The role of morphology on the electrochemical CO2 reduction performance of transition metal-based catalysts

Abstract

The continued increase in population and the industrial revolution have led to an increase in atmospheric carbon dioxide (CO2) concentration. Consequently, developing and implementing effective solutions to reduce CO2 emissions is a global priority. The electrochemical CO2 reduction reaction (CO2RR) is strongly believed to be a promising alternative to fossil fuel-based technologies for the production of value-added chemicals. So far, the implementation of CO2RR is hindered by associated electrochemical reactions, such as low selectivity, hydrogen evolution reaction (HER), and additional overpotential induced in some cases. As a result, it is necessary to conduct a timely evaluation of the state-of-the-art strategies in CO2RR, with a focus on the engineering of the electrocatalytic systems. Catalyst morphology is one factor that plays a critical role in overcoming these drawbacks and significantly contributes to enhancing product selectivity and Faradaic efficiency (FE).
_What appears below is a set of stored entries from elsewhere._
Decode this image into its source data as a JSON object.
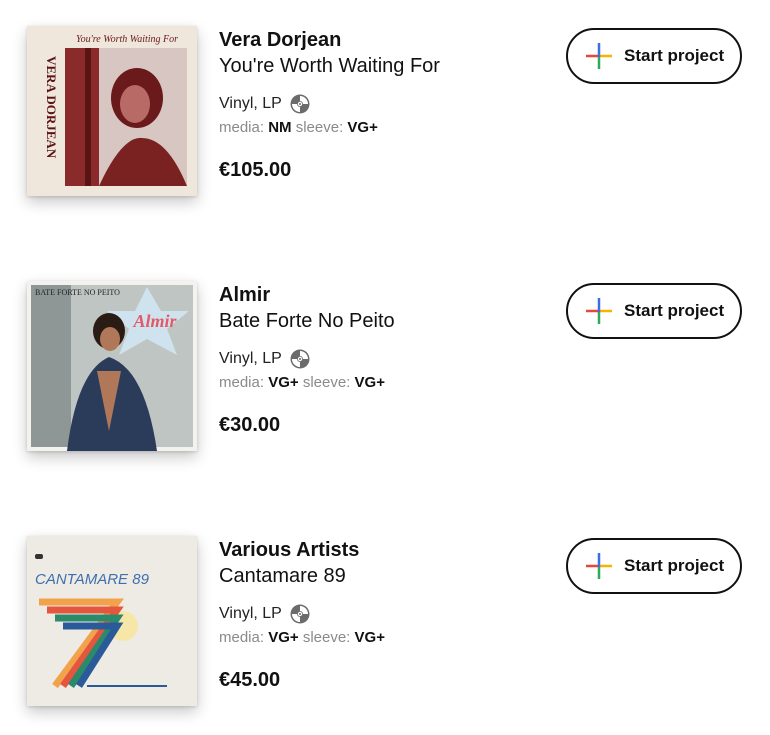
{
  "button_label": "Start project",
  "colors": {
    "plus_red": "#e8453c",
    "plus_blue": "#3b6fe0",
    "plus_green": "#2eaa5a",
    "plus_yellow": "#f5b400"
  },
  "items": [
    {
      "artist": "Vera Dorjean",
      "title": "You're Worth Waiting For",
      "format": "Vinyl, LP",
      "media_label": "media:",
      "media_grade": "NM",
      "sleeve_label": "sleeve:",
      "sleeve_grade": "VG+",
      "price": "€105.00",
      "cover_text": "You're Worth Waiting For",
      "cover_spine": "VERA DORJEAN"
    },
    {
      "artist": "Almir",
      "title": "Bate Forte No Peito",
      "format": "Vinyl, LP",
      "media_label": "media:",
      "media_grade": "VG+",
      "sleeve_label": "sleeve:",
      "sleeve_grade": "VG+",
      "price": "€30.00",
      "cover_text": "BATE FORTE NO PEITO",
      "cover_logo": "Almir"
    },
    {
      "artist": "Various Artists",
      "title": "Cantamare 89",
      "format": "Vinyl, LP",
      "media_label": "media:",
      "media_grade": "VG+",
      "sleeve_label": "sleeve:",
      "sleeve_grade": "VG+",
      "price": "€45.00",
      "cover_text": "CANTAMARE 89"
    }
  ]
}
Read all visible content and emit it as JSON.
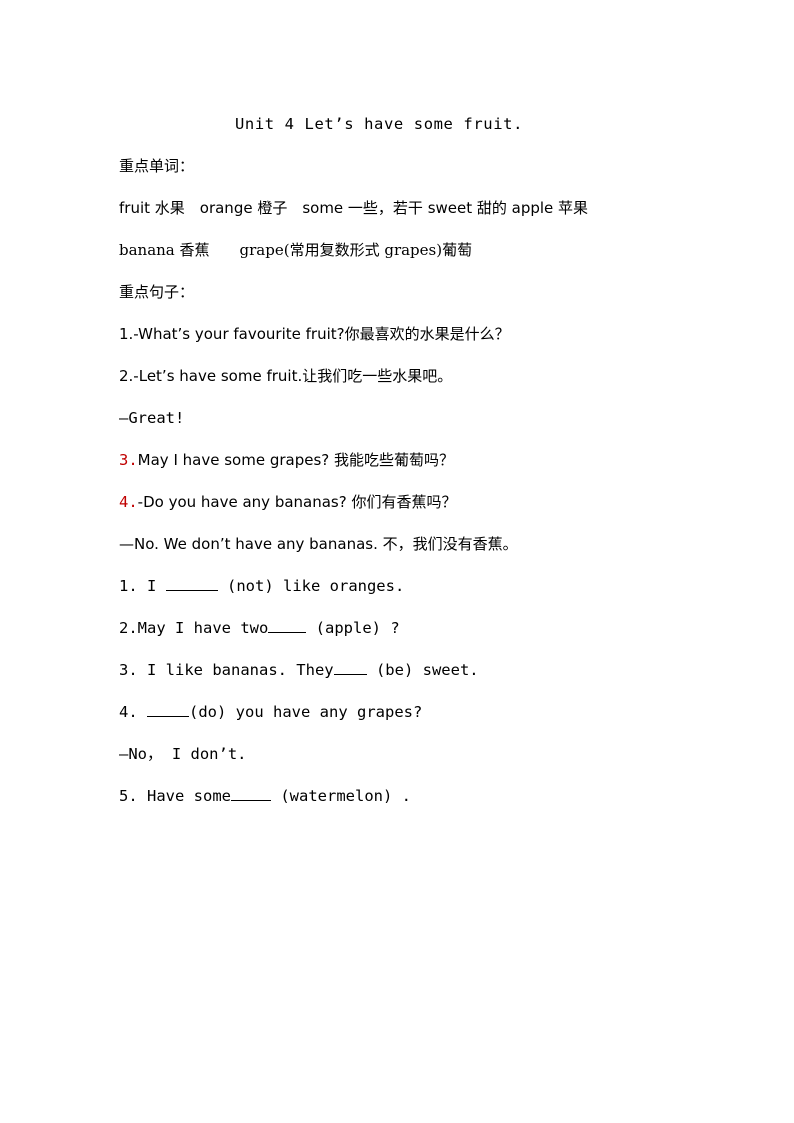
{
  "document": {
    "title": "Unit 4 Let’s have some fruit.",
    "page_background": "#ffffff",
    "text_color": "#000000",
    "accent_color": "#C00000"
  },
  "sections": {
    "vocab_heading": "重点单词：",
    "vocab_line_1": "fruit 水果　orange 橙子　some 一些，若干 sweet 甜的 apple 苹果",
    "vocab_line_2": "banana 香蕉　　grape(常用复数形式 grapes)葡萄",
    "sentences_heading": "重点句子：",
    "sentence_1": "1.-What’s your favourite fruit?你最喜欢的水果是什么？",
    "sentence_2": "2.-Let’s have some fruit.让我们吃一些水果吧。",
    "sentence_2_reply": "—Great!",
    "sentence_3_marker": "3.",
    "sentence_3_text": "May I have some grapes? 我能吃些葡萄吗？",
    "sentence_4_marker": "4.",
    "sentence_4_text": "-Do you have any bananas? 你们有香蕉吗？",
    "sentence_4_reply": "—No. We don’t have any bananas. 不，我们没有香蕉。"
  },
  "exercises": [
    {
      "number": "1.",
      "before": " I ",
      "blank": true,
      "after": " (not) like oranges."
    },
    {
      "number": "2.",
      "before": "May I have two",
      "blank": true,
      "after": " (apple) ?"
    },
    {
      "number": "3.",
      "before": " I like bananas. They",
      "blank": true,
      "after": " (be) sweet."
    },
    {
      "number": "4.",
      "before": " ",
      "blank": true,
      "after": "(do) you have any grapes?"
    },
    {
      "number": "",
      "before": "—No， I don’t.",
      "blank": false,
      "after": ""
    },
    {
      "number": "5.",
      "before": " Have some",
      "blank": true,
      "after": " (watermelon) ."
    }
  ],
  "exercise_lines": {
    "ex1_num": "1.",
    "ex1_pre": " I ",
    "ex1_post": " (not) like oranges.",
    "ex2_num": "2.",
    "ex2_pre": "May I have two",
    "ex2_post": " (apple) ?",
    "ex3_num": "3.",
    "ex3_pre": " I like bananas. They",
    "ex3_post": " (be) sweet.",
    "ex4_num": "4.",
    "ex4_pre": " ",
    "ex4_post": "(do) you have any grapes?",
    "ex4_reply": "—No， I don’t.",
    "ex5_num": "5.",
    "ex5_pre": " Have some",
    "ex5_post": " (watermelon) ."
  }
}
This review article summarizes the recent advances in the rational design of electrocatalysts with various morphologies and the influence of these morphologies on CO2RR. To compare literature findings in a meaningful way, the article focuses on results reported under a well-defined period and considers the first three rows of the d-block metal catalysts. The discussion typically covers the design of nanostructured catalysts and the molecular-level understanding of morphology-performance relationship in terms of activity, selectivity, and stability during CO2 electrolysis. Among others, it would be convenient to recommend a comprehensive discussion on the morphologies of single metals and heterostructures, with a detailed emphasis on their impact on CO2 conversion.